ヘリコプターで運び上げたが天候によっては視界不良でヘリコプターが飛べず重機の燃料が切れて人海戦術で運ぶ事態にもなった。もっとも、背負って出発したが道が危険で現場に到達出来ない模様なので引き返しはしたが。
 しかも何時崩落するか解らない場所での突貫工事。実はこれ以外手の打ちようが無いってのが正直な所だろう。
その結果、唐家山・土砂ダムは自然増水によってダムの堤を水が越え、越流が徐々に土砂を削ってくれて土砂ダムが自然に流れ出るって自分に都合の良いシナリオしか描けないことになった。

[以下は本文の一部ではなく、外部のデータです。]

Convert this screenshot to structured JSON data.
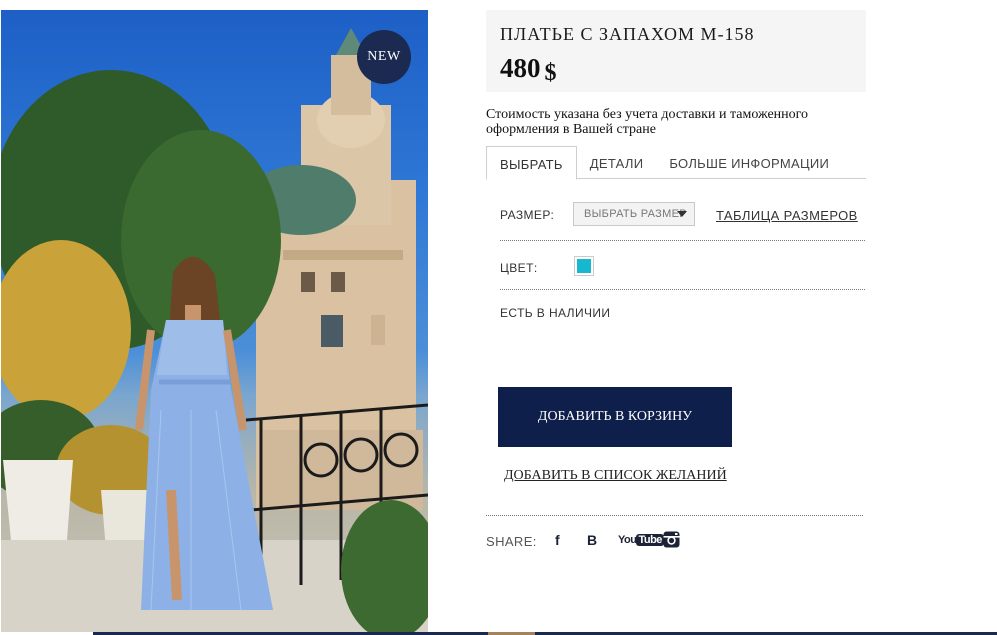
{
  "product": {
    "badge": "NEW",
    "title": "ПЛАТЬЕ С ЗАПАХОМ М-158",
    "price": "480",
    "currency": "$",
    "price_note": "Стоимость указана без учета доставки и таможенного оформления в Вашей стране"
  },
  "tabs": [
    {
      "label": "ВЫБРАТЬ",
      "active": true
    },
    {
      "label": "ДЕТАЛИ",
      "active": false
    },
    {
      "label": "БОЛЬШЕ ИНФОРМАЦИИ",
      "active": false
    }
  ],
  "options": {
    "size_label": "РАЗМЕР:",
    "size_select_value": "ВЫБРАТЬ РАЗМЕР",
    "size_table_link": "ТАБЛИЦА РАЗМЕРОВ",
    "color_label": "ЦВЕТ:",
    "color_swatch": "#16b7cf",
    "stock": "ЕСТЬ В НАЛИЧИИ"
  },
  "actions": {
    "add_to_cart": "ДОБАВИТЬ В КОРЗИНУ",
    "add_to_wishlist": "ДОБАВИТЬ В СПИСОК ЖЕЛАНИЙ"
  },
  "share": {
    "label": "SHARE:",
    "icons": [
      "facebook-icon",
      "vk-icon",
      "youtube-icon",
      "instagram-icon"
    ],
    "facebook": "f",
    "vk": "B",
    "youtube_a": "You",
    "youtube_b": "Tube"
  },
  "colors": {
    "accent_dark": "#0f1f4b",
    "badge": "#1c2a52"
  }
}
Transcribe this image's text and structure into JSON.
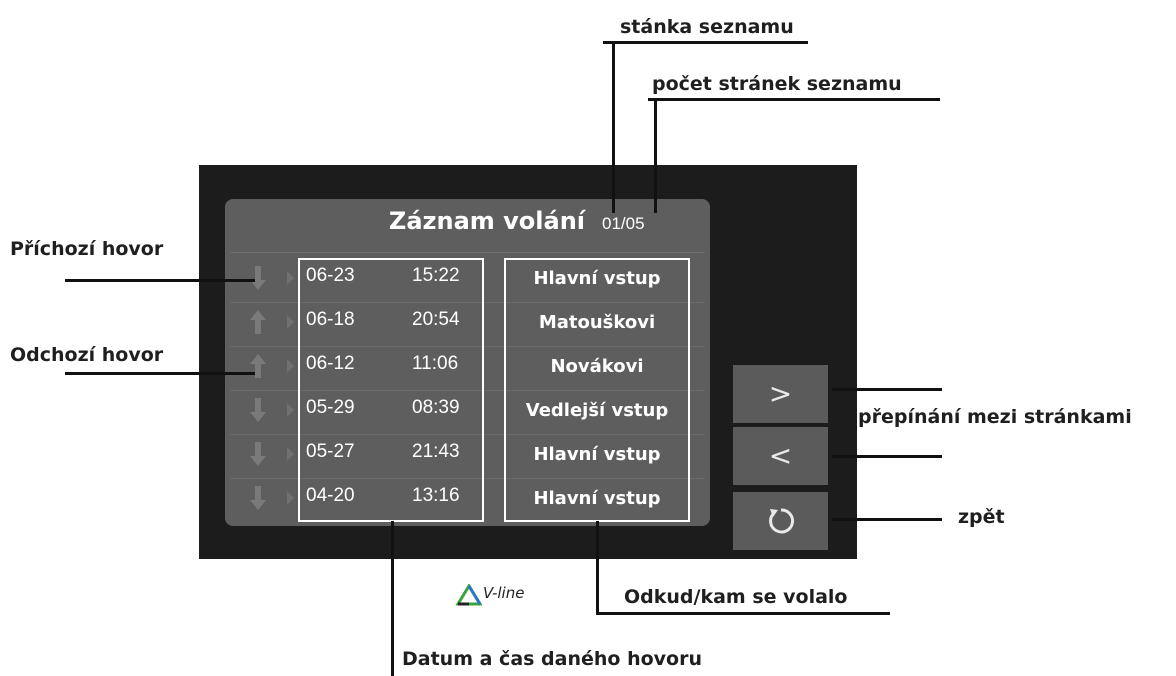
{
  "annotations": {
    "list_page": "stánka seznamu",
    "page_count": "počet stránek seznamu",
    "incoming_call": "Příchozí hovor",
    "outgoing_call": "Odchozí hovor",
    "page_switching": "přepínání mezi stránkami",
    "back": "zpět",
    "from_to": "Odkud/kam se volalo",
    "date_time": "Datum a čas daného hovoru"
  },
  "screen": {
    "title": "Záznam volání",
    "page_counter": "01/05"
  },
  "calls": [
    {
      "direction": "incoming",
      "date": "06-23",
      "time": "15:22",
      "place": "Hlavní vstup"
    },
    {
      "direction": "outgoing",
      "date": "06-18",
      "time": "20:54",
      "place": "Matouškovi"
    },
    {
      "direction": "outgoing",
      "date": "06-12",
      "time": "11:06",
      "place": "Novákovi"
    },
    {
      "direction": "incoming",
      "date": "05-29",
      "time": "08:39",
      "place": "Vedlejší vstup"
    },
    {
      "direction": "incoming",
      "date": "05-27",
      "time": "21:43",
      "place": "Hlavní vstup"
    },
    {
      "direction": "incoming",
      "date": "04-20",
      "time": "13:16",
      "place": "Hlavní vstup"
    }
  ],
  "buttons": {
    "next_icon": "chevron-right-icon",
    "prev_icon": "chevron-left-icon",
    "back_icon": "undo-circle-icon",
    "next_glyph": ">",
    "prev_glyph": "<"
  },
  "logo": {
    "text": "V-line"
  },
  "colors": {
    "device": "#1c1c1c",
    "screen": "#5e5e5e",
    "button": "#5b5b5b",
    "logo_green": "#3aa53a",
    "logo_blue": "#2a78c8"
  }
}
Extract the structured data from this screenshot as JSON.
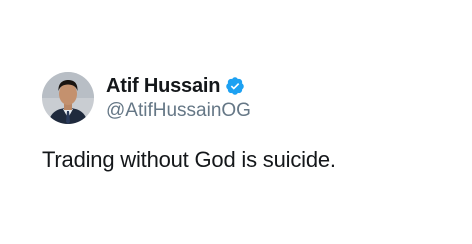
{
  "tweet": {
    "author": {
      "display_name": "Atif Hussain",
      "handle": "@AtifHussainOG",
      "verified": true
    },
    "text": "Trading without God is suicide."
  },
  "colors": {
    "text_primary": "#14171a",
    "text_secondary": "#657786",
    "verified_badge": "#1da1f2",
    "background": "#ffffff"
  },
  "icons": {
    "badge": "verified-badge-icon",
    "avatar": "profile-photo"
  }
}
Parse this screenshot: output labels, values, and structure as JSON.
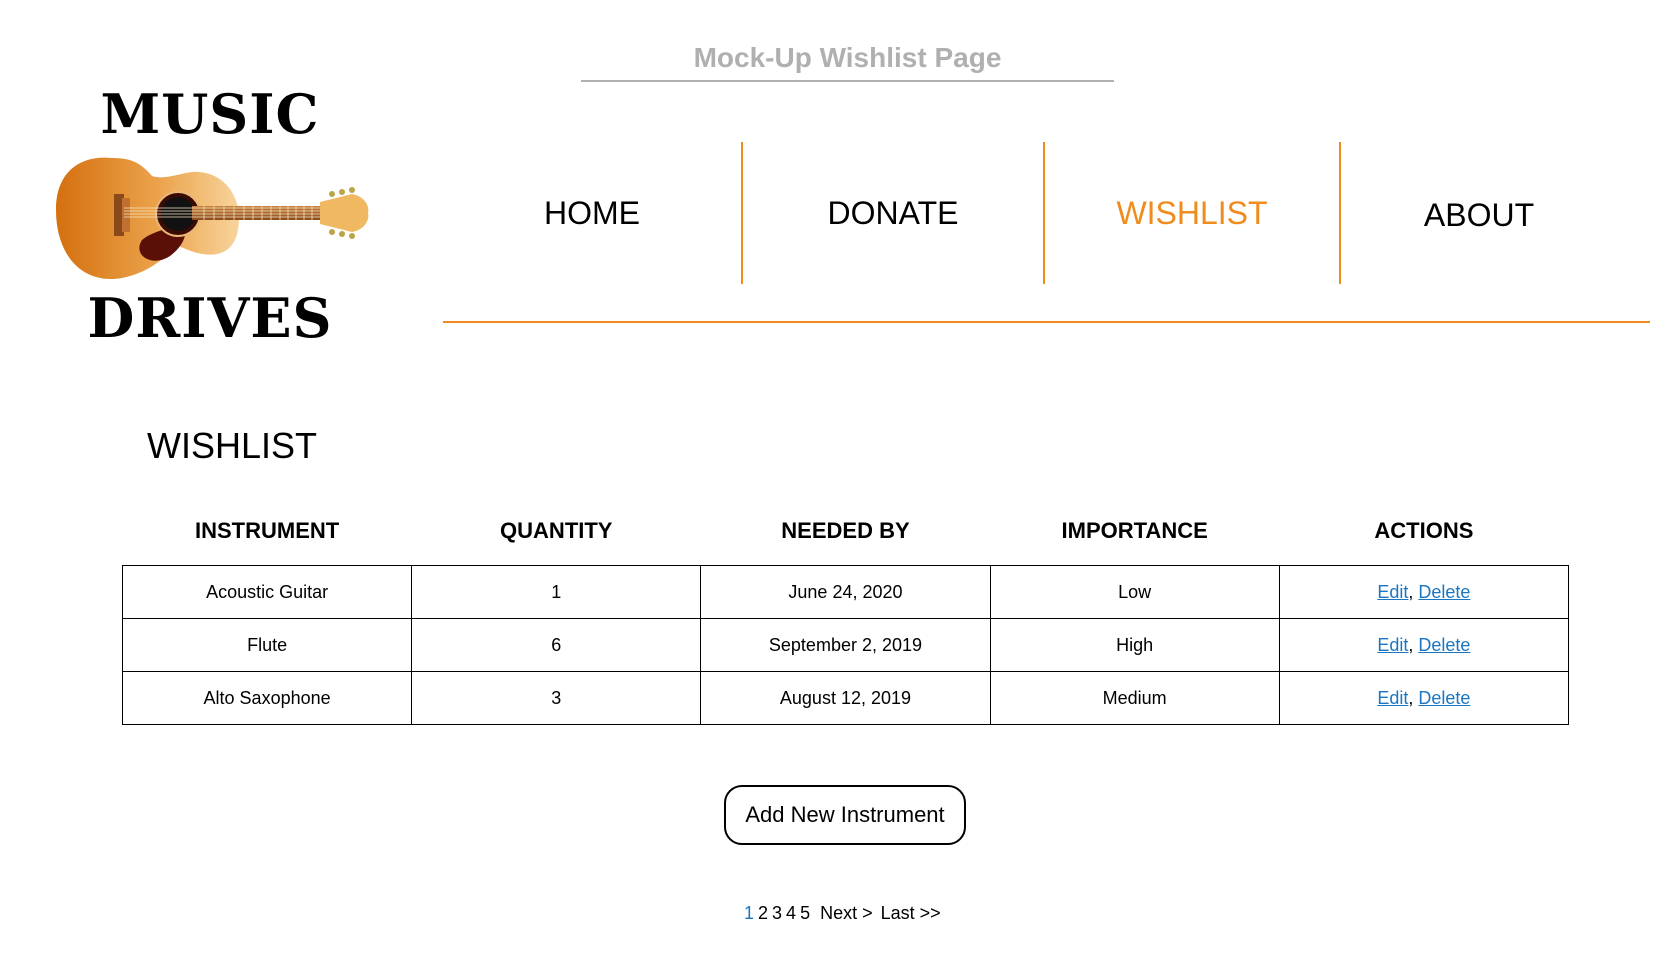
{
  "page": {
    "mock_title": "Mock-Up Wishlist Page"
  },
  "logo": {
    "top_word": "MUSIC",
    "bottom_word": "DRIVES",
    "image_icon": "acoustic-guitar-icon"
  },
  "nav": {
    "items": [
      {
        "label": "HOME",
        "active": false
      },
      {
        "label": "DONATE",
        "active": false
      },
      {
        "label": "WISHLIST",
        "active": true
      },
      {
        "label": "ABOUT",
        "active": false
      }
    ],
    "accent_color": "#ef8c1d"
  },
  "wishlist": {
    "title": "WISHLIST",
    "columns": [
      "INSTRUMENT",
      "QUANTITY",
      "NEEDED BY",
      "IMPORTANCE",
      "ACTIONS"
    ],
    "rows": [
      {
        "instrument": "Acoustic Guitar",
        "quantity": "1",
        "needed_by": "June 24, 2020",
        "importance": "Low",
        "edit": "Edit",
        "delete": "Delete"
      },
      {
        "instrument": "Flute",
        "quantity": "6",
        "needed_by": "September 2, 2019",
        "importance": "High",
        "edit": "Edit",
        "delete": "Delete"
      },
      {
        "instrument": "Alto Saxophone",
        "quantity": "3",
        "needed_by": "August 12, 2019",
        "importance": "Medium",
        "edit": "Edit",
        "delete": "Delete"
      }
    ],
    "link_color": "#1a76c2"
  },
  "add_button": {
    "label": "Add New Instrument"
  },
  "pagination": {
    "pages": [
      "1",
      "2",
      "3",
      "4",
      "5"
    ],
    "current": "1",
    "next": "Next >",
    "last": "Last >>"
  }
}
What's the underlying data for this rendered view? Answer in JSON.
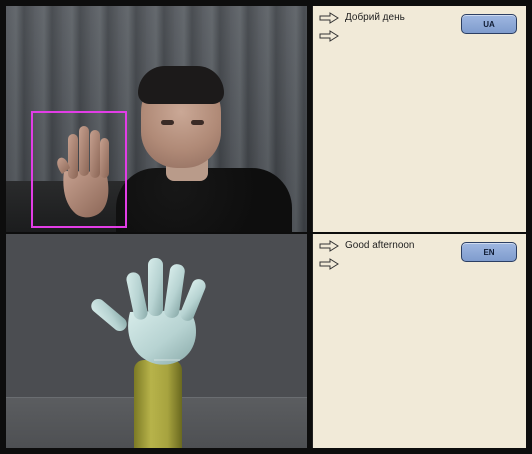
{
  "app": {
    "panels": {
      "camera": {
        "detection_box_color": "#e23de6"
      },
      "ukrainian": {
        "lines": [
          "Добрий день",
          ""
        ],
        "language_button": "UA"
      },
      "english": {
        "lines": [
          "Good afternoon",
          ""
        ],
        "language_button": "EN"
      }
    }
  },
  "colors": {
    "panel_background": "#f1ead8",
    "button_fill": "#8fa9d8",
    "button_border": "#2c3f63",
    "arm_yellow": "#b7b34a",
    "glove": "#b7d3d2"
  },
  "icons": {
    "arrow": "right-outline-arrow-icon"
  }
}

 せめて、掘った溝をモルタルで固める等を行って初期の崩落を防げば良いのだろうが、資材の運搬も難しく、工事の人間の安全も確保出来ない状況では溝を掘るのが精一杯の作業だろう。

危機管理しか残らない唐家山・土砂ダム
 全くの応急処置しか出来なかった状況で規模は別にして唐家山・土砂ダムの崩落は必ずあるだろう。黒部第四ダム以上の貯水量が徐々に安全に抜けていくには何日もかかる。その間に気候によっては豪雨もあるだろう。あの周辺は切り立った崖と木を散々切り倒したので保水能力がほとんど無く、豪雨になれば雨は一気に川に流れ込む。
 そもそも保水力が無いのはチベットの山の木を切り倒し川に投げ込んで下流で回収するって乱暴な方法で木材を確保していた過去がある。そして、植林する前に表土が流れ出してしまい、今となっては植林の効かない大地になってしまった。パンダの生息が危ぶまれるのも深い森が伐採により浸食され森の面積が縮小していることに起因する。

 どちらにしても唐家山・土砂ダムのダムの堤を越えた越流は時間の問題で、何が起きるか解らない。ただ、最悪の事態に備えて全壊まで想定した中国当局の努力によって人的被害が最小限に落ち着くことを祈るしか無い。
予定では6月5日から溝に水が流れ込む。